What about nested loops (multiple blocks of multiple trials)?

for loops of loops, the uniq tag for a given data point could be something like "outerLoopName.003+innerLoopName.027", which would provide a unique identifer for YAML and would be reconstructable into sequences, and extensible to loops of loops of loops.

yaml would give you a dict entry like data["outerLoopName.index+innerLoopName.index"]. your data viewer would then have to parse those keys, to reconstruct lists of lists. this format would allow a data viewer would do that parsing without ambiguity. PsychoPy or OpenSesame would just have to know how to construct such tags, based on loop names and the number of repetitions within a loop, which seems easy enough.

I think there's another way to do it, too. you can tell yaml to join the next item onto a specific list, so that you can have intervening stuff between list items. that looks to be possible. not sure yet whether that would make life easier or harder for developers, versus for end users (experimenters). or which would be more intuitive and clear. tradeoffs.
 
Or maybe the format shouldn't care *why* a particular event (e.g. trial) occured, only *when* it occurred, so it shouldn't care about the existence of loops and whether or not they nest etc.

I think its probably possible to preserve everything, seems desirable to do so. there could indeed by several ways to achieve this, I can envision at least two general approaches, one of them being the above trick. another would be to just have every item be named 'trial', and then it has an attribute 'conditions', which is a list of all the relevant the loop names. this is quite like the psyscope approach.
 
The second issue is what to do with an experiment that doesn't fit into 'trials' e.g. recording the keypresses of a subject viewing an ambiguous stimulus wouldn't be done in trials as such, and the resulting output would be a series of events, rather than an individual response.

its possible to use lists to save multiple data points within a given trial. here's an example with multiple mouse clicks within a single trial, given as lists (x, y, RT):

trial.0003:
    onset: 24.43
    type: <label>
    response:
        type: mouse
        x: [10, 20, 30, 40, 50] # list
        y: [20, 30, 40, 50, 100] # list
        RT.ms: [543, 1033, 3449, 5467, 6587] # list; all lists should be the same length
        click_on: release
        button: left
        sample: clicks
 
3. a new package for viewing/exporting and batch analysis (akin to E-DataAid)

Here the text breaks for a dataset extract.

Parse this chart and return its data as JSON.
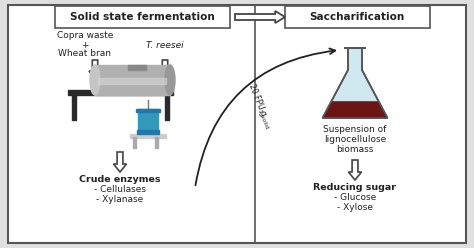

This sounds interesting, but could snowball. I guess the question would be how to focus on the aspects that aren't already done by other packages (like excel or SPSS). Going down that route will always result in complaints that the viewer can't do <insert feature of excel/spss that hasn't been implemented yet>. Also it potentially stops users/students from learning how to use those more-general packages. If they can run the repeated-measures ANOVA in the new data viewer, they don't learn to use a stats package and then get stuck when the viewer can't do a mixed-design ANOVA. So I think it could be dangerous.

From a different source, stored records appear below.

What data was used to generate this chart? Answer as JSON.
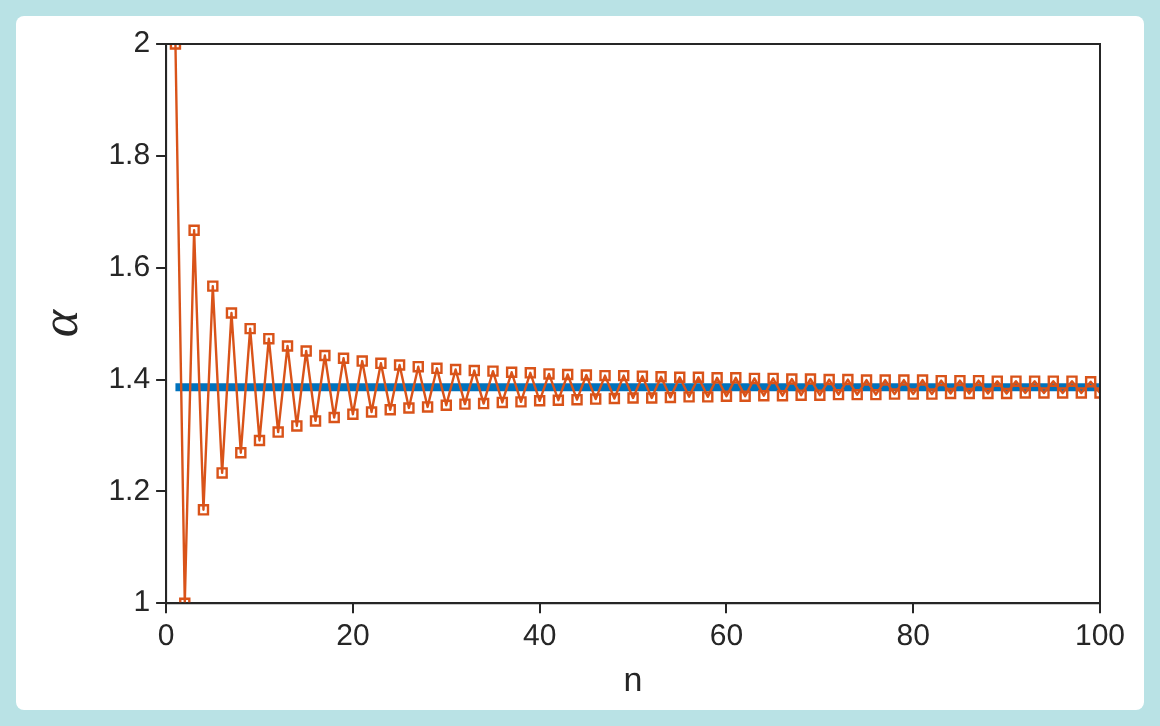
{
  "chart_data": {
    "type": "line",
    "xlabel": "n",
    "ylabel": "α",
    "xlim": [
      0,
      100
    ],
    "xticks": [
      0,
      20,
      40,
      60,
      80,
      100
    ],
    "ylim": [
      1,
      2
    ],
    "yticks": [
      1,
      1.2,
      1.4,
      1.6,
      1.8,
      2
    ],
    "grid": false,
    "legend": false,
    "marker": "square",
    "line_style": "solid",
    "series": [
      {
        "color": "#d95319",
        "x": [
          1,
          2,
          3,
          4,
          5,
          6,
          7,
          8,
          9,
          10,
          11,
          12,
          13,
          14,
          15,
          16,
          17,
          18,
          19,
          20,
          21,
          22,
          23,
          24,
          25,
          26,
          27,
          28,
          29,
          30,
          31,
          32,
          33,
          34,
          35,
          36,
          37,
          38,
          39,
          40,
          41,
          42,
          43,
          44,
          45,
          46,
          47,
          48,
          49,
          50,
          51,
          52,
          53,
          54,
          55,
          56,
          57,
          58,
          59,
          60,
          61,
          62,
          63,
          64,
          65,
          66,
          67,
          68,
          69,
          70,
          71,
          72,
          73,
          74,
          75,
          76,
          77,
          78,
          79,
          80,
          81,
          82,
          83,
          84,
          85,
          86,
          87,
          88,
          89,
          90,
          91,
          92,
          93,
          94,
          95,
          96,
          97,
          98,
          99,
          100
        ],
        "values": [
          2,
          1,
          1.667,
          1.167,
          1.567,
          1.233,
          1.519,
          1.269,
          1.491,
          1.291,
          1.473,
          1.306,
          1.46,
          1.317,
          1.451,
          1.326,
          1.443,
          1.332,
          1.438,
          1.338,
          1.433,
          1.342,
          1.429,
          1.346,
          1.426,
          1.349,
          1.423,
          1.351,
          1.42,
          1.354,
          1.418,
          1.356,
          1.416,
          1.357,
          1.415,
          1.359,
          1.413,
          1.36,
          1.412,
          1.362,
          1.41,
          1.363,
          1.409,
          1.364,
          1.408,
          1.365,
          1.407,
          1.366,
          1.407,
          1.367,
          1.406,
          1.367,
          1.405,
          1.368,
          1.404,
          1.369,
          1.404,
          1.369,
          1.403,
          1.37,
          1.403,
          1.37,
          1.402,
          1.371,
          1.402,
          1.371,
          1.401,
          1.372,
          1.401,
          1.372,
          1.4,
          1.373,
          1.4,
          1.373,
          1.399,
          1.373,
          1.399,
          1.374,
          1.399,
          1.374,
          1.399,
          1.374,
          1.398,
          1.375,
          1.398,
          1.375,
          1.398,
          1.375,
          1.397,
          1.375,
          1.397,
          1.376,
          1.397,
          1.376,
          1.397,
          1.376,
          1.397,
          1.376,
          1.396,
          1.376
        ]
      },
      {
        "color": "#0072bd",
        "marker": "none",
        "x": [
          1,
          100
        ],
        "values": [
          1.386,
          1.386
        ]
      }
    ]
  }
}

good considerations! I had not really thought about that part at all. I agree that its not necessary to provide real stats, and it could even be undesirable to do so. and its less work to not include that, so I love it :-)
 
*But* there are some things that might be very useful here, like having a viewer to;
    - export to other different formats (right now a psychopy 'psydat' file can then be reopened and saved to .csv or .xlsx but I bet nobody ever did that because they have to write a script for it
    - combine data from multiple runs, or repeat an analysis over multiple files
    - export a copy of the original experiment file. I was planning for PsychoPy to start saving the experiment inside the data file. Again, users will never make use of that unless they can load the file into a viewer and see a button that says something like "Export Experiment File"

yes, I agree. a viewer that aims to provide import / inspect / transform / export for single or multiple data files is much more along the lines of what I think could be useful. I would like a way to streamline the conversion of my "raw" data (as output by whatever program I use to get the data) into something useful for an existing stats or imaging analysis package.

I'll post a draft of an Open Behavioral Format, hopefully within a day or two.

--Jeremy


Jeremy Gray

unread,
Apr 29, 2011, 2:29:39 PM4/29/11
to open-sti...@googlegroups.com
Hi all,

gee, writing a format is more work than I thought. I'm attaching a file with my notes (400+ lines of notes). These are followed in the file by a demo (100 lines). I put a copyright on this just because I saw that the YAML people put a copyright on YAML. maybe it looks more official that way, or something.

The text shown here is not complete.